The methodologies – Handover and traces
At the end of the one-week intensives residents were asked to ‘leave a trace’ of where they were currently with their research. This could be an image, print or other material that would give a sense of the resident’s project, the direction it may be going in and their experiences during the one-week intensive. These traces were displayed together in the UNIDEE Project Space, creating a collective exhibition that grew over the course of the 10 weeks and could be explored online by those that were unable to visit Cittadellarte. The display was used as the basis for the ‘handover’ to the subsequent group, through which opportunities for collaboration and synergies with the other residents may emerge. At the end of the residency a ‘final trace’ was requested from the residents representing and reflecting on their research. These ‘traces’, alongside the archive of the Padlet open studio, formed a webzine and print publication documenting the residency.
The comment of the director of UNIDEE residency programs
“2020 was a year of challenges for our programme, for our institutions and for art in general,” said Juan Sandoval, “the conditions of fruition and production changed dramatically, of course not only for us but for the entire world.

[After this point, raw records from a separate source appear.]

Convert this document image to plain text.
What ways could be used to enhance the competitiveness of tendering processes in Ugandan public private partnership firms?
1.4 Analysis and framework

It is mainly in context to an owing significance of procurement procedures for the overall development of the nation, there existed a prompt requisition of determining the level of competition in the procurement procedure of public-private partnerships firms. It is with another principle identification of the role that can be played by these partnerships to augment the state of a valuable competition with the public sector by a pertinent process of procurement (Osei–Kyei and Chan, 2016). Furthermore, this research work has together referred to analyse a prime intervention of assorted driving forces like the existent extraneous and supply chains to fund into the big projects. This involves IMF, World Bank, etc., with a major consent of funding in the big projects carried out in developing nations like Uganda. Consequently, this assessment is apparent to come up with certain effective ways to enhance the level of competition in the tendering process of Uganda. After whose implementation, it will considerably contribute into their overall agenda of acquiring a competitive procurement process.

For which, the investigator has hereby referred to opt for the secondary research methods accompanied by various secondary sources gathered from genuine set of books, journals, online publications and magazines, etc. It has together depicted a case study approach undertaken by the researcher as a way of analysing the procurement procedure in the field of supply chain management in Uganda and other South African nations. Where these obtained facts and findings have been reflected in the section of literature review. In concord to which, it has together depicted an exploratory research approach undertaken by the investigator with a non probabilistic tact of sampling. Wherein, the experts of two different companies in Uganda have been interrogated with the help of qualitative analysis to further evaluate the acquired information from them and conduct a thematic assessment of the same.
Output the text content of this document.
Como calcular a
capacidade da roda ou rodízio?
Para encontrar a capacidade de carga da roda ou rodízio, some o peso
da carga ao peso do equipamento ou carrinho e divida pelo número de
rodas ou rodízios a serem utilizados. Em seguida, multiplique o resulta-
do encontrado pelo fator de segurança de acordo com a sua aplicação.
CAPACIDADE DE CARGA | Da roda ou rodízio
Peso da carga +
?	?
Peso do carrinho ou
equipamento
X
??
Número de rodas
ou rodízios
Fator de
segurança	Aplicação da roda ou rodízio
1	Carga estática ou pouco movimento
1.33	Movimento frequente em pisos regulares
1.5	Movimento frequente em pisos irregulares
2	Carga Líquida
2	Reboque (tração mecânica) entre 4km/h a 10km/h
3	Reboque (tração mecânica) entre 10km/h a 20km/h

So in this year, the first of the third decade of UNIDEE residency programs, we changed our way of working and our methodology in response to a world situation that forced us to keep social and physical distance, not to travel, to stay at home… The question we asked ourselves was: how can we deal with this situation with a programme of residency without falling into the contradiction of a virtual residency? With Andy Abbott, visiting curator 2020-2022, we therefore reformulated our methodology, always keeping in mind that meeting, being able to talk with others in that space of thought and action that residencies offer had to be protected and as much as possible maintained”.
Juan Sandoval than talked about the format of the weeks of activity: “We built a proposal of a hybrid programme able to combine short periods of physical residency in Biella for small groups at a time with moments of exchange and debate online, relying on a series of digital instruments allowing remote meeting. We involved expert mentors that contributed with their practices and their questions on the relationship with one’s own context as subject of discussion and input for the development of the participants’ projects. The topic could not be other than the relationship between artistic practices in the social context and their future in a scenario transformed by the pandemic. Through this experiential process, which revealed itself to be successful, our vision on residencies widened, it generated new ideas responding to the conditions of a changing world, but the awareness of the importance of bringing art into the social processes and using art as an instrument for social transformation remained the fundamental point of the programme, and it is the philosophy on which we will carry on building our future activities”.